Мне кажется, что первый вопрос имеет два измерения. Его, наверное, стоило бы разделить на то, как живется мне лично, и как живется обществу, насколько я его могу представить.

Булат Окуджава любил повторять: “Я счастливый человек: делаю то, что нравится, да еще и деньги за это платят”. То, что случилось около двадцати лет назад, сделало таким же счастливым меня. Хорошо помню, как в те годы наша кафедра писала коллективное пособие по современной литературе, где мне выпало на долю писать главу о поэзии. Первый вариант пришел из издательства со многими замечаниями, среди которых было настоятельное требование написать о стихах, посвященных рабочему классу. И все понимавший А.Г. Бочаров, тогда заведовавший нашей кафедрой, видя мое замешательство, сказал приблизительно так: “Смотрите, вы можете, конечно, отказаться, но имейте в виду, что так до старости и будете перебиваться рецензиями”. Действительно, до 1987 года мне ни разу не удавалось напечататься более трех раз за год.
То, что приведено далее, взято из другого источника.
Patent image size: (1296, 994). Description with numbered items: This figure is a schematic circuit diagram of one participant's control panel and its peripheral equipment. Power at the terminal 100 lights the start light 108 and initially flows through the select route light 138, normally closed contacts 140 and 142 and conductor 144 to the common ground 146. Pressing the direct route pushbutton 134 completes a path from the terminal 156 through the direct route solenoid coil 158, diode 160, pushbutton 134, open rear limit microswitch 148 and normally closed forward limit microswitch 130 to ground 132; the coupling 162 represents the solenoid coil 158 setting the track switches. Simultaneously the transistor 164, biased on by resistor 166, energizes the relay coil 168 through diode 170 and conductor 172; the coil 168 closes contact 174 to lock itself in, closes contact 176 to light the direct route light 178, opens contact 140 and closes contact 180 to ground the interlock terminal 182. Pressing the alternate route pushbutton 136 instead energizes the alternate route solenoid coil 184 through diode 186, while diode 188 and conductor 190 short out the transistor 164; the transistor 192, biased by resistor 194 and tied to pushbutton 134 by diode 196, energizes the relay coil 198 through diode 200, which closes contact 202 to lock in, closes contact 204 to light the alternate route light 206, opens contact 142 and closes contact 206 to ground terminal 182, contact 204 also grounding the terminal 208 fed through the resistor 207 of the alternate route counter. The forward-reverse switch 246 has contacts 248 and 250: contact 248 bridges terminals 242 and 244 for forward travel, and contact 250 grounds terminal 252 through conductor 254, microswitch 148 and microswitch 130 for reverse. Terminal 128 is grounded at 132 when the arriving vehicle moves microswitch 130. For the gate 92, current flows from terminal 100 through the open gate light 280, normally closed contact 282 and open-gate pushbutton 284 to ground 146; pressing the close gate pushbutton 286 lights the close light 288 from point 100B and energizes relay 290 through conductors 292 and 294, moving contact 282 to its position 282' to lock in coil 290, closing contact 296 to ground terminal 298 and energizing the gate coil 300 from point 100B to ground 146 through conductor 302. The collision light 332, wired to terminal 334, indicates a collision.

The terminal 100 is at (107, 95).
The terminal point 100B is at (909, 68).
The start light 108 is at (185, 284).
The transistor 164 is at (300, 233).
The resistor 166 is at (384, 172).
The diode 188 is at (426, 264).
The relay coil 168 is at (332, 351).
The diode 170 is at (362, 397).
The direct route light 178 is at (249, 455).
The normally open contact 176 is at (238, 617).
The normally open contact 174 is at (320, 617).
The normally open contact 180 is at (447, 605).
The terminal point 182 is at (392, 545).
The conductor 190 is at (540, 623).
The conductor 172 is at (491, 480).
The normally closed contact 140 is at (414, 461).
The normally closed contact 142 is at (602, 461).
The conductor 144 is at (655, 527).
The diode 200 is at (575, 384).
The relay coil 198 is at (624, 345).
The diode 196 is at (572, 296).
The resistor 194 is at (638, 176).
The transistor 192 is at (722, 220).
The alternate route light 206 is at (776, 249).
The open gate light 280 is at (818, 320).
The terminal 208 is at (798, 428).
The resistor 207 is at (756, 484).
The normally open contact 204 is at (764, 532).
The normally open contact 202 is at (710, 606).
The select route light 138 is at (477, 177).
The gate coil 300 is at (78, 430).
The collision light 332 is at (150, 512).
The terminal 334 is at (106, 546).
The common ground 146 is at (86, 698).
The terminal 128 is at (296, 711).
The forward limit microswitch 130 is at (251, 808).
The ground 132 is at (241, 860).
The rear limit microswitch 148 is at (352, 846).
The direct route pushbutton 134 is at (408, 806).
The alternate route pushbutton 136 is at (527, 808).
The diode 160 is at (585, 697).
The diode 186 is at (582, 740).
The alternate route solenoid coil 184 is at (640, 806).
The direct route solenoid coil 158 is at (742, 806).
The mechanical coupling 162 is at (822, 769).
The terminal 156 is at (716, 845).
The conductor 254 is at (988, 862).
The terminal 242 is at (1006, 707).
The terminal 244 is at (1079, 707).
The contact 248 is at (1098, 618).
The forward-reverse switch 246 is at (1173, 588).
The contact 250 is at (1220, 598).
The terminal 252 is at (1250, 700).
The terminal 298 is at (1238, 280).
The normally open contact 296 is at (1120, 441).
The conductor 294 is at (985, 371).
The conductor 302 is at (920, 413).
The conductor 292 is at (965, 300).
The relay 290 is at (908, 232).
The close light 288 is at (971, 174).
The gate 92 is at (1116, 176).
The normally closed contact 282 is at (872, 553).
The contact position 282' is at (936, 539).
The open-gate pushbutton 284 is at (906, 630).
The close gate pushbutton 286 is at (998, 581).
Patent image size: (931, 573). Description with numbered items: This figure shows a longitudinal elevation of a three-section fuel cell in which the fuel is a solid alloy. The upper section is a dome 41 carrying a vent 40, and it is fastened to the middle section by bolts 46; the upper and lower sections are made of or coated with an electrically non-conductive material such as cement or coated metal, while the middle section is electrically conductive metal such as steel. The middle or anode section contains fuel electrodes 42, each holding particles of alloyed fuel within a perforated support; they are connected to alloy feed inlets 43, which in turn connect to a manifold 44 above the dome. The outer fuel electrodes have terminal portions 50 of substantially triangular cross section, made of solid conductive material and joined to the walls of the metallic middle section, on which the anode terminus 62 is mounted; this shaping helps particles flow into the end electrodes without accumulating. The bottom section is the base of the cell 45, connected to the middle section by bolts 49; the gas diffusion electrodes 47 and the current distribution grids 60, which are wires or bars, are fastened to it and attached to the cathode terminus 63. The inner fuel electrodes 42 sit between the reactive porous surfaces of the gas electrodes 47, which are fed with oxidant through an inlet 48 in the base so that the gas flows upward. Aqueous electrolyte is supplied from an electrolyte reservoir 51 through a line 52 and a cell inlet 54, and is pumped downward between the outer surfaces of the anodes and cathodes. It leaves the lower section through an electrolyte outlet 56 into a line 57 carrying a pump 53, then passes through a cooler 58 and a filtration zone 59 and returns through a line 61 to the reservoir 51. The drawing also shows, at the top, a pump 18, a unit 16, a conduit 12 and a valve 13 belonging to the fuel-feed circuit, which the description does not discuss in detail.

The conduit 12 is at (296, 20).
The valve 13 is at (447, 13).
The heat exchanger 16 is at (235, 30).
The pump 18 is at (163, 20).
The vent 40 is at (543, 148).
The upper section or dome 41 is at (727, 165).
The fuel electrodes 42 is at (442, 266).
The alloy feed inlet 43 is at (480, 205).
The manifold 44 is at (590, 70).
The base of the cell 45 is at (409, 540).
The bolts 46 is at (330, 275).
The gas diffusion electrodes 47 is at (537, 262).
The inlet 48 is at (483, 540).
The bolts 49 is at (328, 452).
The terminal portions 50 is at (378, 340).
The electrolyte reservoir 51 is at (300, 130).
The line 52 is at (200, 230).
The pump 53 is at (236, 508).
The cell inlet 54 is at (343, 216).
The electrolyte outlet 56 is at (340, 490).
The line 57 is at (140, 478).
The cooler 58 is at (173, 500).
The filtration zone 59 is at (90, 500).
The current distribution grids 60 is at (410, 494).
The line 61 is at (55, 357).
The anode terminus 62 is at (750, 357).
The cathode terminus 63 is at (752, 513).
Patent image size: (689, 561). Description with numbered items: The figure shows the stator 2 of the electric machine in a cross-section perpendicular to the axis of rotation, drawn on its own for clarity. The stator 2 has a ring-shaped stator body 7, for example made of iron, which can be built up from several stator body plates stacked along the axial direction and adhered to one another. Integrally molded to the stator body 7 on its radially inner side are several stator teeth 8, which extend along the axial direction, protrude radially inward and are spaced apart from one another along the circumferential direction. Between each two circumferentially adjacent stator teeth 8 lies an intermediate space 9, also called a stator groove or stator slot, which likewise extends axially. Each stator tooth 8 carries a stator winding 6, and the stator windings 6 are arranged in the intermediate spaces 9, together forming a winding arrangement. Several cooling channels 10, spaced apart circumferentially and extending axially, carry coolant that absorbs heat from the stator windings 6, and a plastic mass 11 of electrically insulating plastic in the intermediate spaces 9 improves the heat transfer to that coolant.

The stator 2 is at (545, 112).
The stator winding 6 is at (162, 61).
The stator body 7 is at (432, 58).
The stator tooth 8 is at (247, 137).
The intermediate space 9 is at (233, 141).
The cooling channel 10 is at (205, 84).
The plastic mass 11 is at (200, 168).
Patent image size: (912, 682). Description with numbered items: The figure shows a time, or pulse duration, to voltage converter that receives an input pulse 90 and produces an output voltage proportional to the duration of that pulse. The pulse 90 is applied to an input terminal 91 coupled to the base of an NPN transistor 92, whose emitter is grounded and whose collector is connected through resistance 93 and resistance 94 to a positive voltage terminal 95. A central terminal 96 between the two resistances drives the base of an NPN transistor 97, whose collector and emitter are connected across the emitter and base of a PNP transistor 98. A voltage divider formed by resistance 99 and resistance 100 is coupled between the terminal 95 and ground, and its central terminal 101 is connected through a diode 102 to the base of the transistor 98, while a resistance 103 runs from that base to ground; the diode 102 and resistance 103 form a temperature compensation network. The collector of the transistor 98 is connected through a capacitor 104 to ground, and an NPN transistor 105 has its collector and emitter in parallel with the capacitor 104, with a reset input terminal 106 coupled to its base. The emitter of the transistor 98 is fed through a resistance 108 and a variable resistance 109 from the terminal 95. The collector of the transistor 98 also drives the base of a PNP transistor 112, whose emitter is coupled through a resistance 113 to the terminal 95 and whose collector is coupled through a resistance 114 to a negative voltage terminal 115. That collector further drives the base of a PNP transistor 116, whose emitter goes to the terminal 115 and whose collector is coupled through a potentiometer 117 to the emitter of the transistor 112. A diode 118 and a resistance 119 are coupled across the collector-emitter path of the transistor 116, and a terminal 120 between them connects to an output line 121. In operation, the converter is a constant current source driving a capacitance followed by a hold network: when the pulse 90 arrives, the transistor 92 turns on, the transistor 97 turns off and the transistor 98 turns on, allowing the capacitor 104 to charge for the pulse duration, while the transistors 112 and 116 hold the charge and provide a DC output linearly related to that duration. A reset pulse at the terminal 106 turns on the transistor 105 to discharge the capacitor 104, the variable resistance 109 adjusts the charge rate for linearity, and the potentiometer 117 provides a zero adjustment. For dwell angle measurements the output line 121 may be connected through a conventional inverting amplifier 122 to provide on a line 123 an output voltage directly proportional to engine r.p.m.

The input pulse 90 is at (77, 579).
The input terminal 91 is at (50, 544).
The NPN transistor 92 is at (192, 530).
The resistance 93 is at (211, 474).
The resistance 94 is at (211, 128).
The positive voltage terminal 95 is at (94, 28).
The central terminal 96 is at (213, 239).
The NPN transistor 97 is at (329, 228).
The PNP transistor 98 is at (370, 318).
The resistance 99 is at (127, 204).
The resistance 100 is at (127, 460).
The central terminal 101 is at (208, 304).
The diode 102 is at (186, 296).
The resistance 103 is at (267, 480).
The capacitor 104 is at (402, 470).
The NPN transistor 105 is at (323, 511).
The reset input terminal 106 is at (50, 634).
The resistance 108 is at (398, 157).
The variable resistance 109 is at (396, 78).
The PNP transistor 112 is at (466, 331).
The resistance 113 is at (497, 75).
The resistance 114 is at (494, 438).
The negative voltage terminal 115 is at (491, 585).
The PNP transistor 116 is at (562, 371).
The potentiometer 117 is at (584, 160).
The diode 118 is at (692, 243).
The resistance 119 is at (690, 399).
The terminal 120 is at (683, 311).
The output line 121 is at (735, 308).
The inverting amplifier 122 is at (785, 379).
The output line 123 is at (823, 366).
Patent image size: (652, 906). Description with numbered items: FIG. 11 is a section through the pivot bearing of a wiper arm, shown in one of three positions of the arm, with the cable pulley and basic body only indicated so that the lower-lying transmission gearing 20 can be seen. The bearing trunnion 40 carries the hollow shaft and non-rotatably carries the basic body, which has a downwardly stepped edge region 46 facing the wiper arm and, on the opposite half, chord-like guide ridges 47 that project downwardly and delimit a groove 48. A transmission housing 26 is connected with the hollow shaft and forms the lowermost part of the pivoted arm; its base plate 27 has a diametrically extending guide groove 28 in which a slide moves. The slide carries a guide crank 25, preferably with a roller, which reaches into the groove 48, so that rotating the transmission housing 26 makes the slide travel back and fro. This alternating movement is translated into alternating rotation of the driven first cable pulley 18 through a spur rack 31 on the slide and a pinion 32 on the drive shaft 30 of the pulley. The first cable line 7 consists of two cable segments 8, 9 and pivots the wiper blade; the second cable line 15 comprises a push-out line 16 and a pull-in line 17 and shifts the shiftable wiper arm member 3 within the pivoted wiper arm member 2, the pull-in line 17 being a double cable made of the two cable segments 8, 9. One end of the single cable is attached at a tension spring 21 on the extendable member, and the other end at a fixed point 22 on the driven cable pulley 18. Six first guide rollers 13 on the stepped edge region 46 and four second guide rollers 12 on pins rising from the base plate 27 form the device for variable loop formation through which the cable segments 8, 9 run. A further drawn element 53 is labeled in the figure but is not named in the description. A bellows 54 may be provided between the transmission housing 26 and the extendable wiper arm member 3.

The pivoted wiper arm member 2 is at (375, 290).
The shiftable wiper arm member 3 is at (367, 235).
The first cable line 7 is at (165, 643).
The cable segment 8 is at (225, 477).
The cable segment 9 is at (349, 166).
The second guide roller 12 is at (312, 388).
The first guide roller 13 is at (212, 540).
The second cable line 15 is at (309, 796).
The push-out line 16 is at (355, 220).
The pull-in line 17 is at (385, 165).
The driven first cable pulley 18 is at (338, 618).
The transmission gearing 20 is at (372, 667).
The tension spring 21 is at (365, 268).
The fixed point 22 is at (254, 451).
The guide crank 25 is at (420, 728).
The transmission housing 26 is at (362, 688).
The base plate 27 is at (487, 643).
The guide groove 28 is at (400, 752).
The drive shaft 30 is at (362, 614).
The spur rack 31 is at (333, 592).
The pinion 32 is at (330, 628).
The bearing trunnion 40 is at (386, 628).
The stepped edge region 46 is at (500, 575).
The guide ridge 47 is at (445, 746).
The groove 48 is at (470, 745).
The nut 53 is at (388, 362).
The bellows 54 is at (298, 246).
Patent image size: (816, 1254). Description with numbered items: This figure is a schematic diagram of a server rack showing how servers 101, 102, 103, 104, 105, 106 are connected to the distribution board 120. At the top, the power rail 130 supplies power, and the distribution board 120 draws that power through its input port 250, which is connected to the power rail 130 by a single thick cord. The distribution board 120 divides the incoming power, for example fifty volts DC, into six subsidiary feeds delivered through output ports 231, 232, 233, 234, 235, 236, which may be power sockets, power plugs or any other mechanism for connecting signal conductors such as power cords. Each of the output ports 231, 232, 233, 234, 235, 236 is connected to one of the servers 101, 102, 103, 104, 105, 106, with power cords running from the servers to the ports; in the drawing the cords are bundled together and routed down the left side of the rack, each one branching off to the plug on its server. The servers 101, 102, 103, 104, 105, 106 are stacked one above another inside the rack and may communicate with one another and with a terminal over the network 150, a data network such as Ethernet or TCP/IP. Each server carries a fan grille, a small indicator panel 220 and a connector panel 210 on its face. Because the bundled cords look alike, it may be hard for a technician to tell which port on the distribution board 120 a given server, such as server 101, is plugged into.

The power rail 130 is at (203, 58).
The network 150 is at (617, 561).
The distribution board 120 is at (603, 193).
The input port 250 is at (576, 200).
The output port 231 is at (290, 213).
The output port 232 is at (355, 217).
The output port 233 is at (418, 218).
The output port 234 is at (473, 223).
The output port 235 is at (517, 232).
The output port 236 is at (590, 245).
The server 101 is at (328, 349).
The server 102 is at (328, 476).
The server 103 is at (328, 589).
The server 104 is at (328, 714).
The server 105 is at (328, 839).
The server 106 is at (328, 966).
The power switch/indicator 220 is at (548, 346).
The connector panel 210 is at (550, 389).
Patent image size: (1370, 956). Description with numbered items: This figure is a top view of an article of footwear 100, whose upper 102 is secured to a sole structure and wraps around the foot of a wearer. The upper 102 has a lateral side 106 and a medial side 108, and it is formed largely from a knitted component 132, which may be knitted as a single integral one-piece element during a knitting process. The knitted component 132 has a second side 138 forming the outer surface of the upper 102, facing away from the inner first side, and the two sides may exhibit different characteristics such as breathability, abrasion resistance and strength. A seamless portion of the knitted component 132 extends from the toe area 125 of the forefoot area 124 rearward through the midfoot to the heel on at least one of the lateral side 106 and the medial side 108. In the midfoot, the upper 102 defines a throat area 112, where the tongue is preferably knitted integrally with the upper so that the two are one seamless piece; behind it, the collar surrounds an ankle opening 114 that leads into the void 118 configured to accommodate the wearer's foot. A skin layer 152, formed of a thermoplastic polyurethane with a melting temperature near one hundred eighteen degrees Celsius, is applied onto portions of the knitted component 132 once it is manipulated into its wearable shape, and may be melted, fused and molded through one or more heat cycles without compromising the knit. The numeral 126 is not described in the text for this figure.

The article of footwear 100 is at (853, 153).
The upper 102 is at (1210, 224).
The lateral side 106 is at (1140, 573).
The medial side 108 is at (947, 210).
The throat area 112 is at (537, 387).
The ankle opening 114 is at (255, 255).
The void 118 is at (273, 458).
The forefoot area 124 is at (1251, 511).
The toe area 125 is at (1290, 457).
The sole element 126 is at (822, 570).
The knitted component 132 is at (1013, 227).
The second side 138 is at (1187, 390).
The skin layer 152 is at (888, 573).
С 1987-го — ни разу не было меньше десяти публикаций. Возможность делать то, что нравится, — великая вещь, за которую не жалко отдать очень многое. Во-вторых, я сумел очень многое увидеть, ранее совсем невозможное. Уффици, Лувр, Метрополитен, собранный со всего мира Тулуз-Лотрек в Гран Палэ, венский Музей истории искусств, мюнхенская Старая пинакотека, музей Ван-Гога в Амстердаме… После этого понимаешь, что живопись можно смотреть только в оригинале, никогда никакие альбомы этого не заменят. Да просто возможность проехаться по венецианским каналам, посидеть на Вогезской площади, увидеть вечерний Таймс-сквер, войти в Храм Гроба Господня или мечеть Аль-Акса, погулять по переулкам римского Трастевере — первые сорок лет жизни о таком даже мечтать было бессмысленно. Перемены середины восьмидесятых открыли целый мир, причем не только географический, но и мир культуры, мир других людей, с которыми знакомишься в путешествиях.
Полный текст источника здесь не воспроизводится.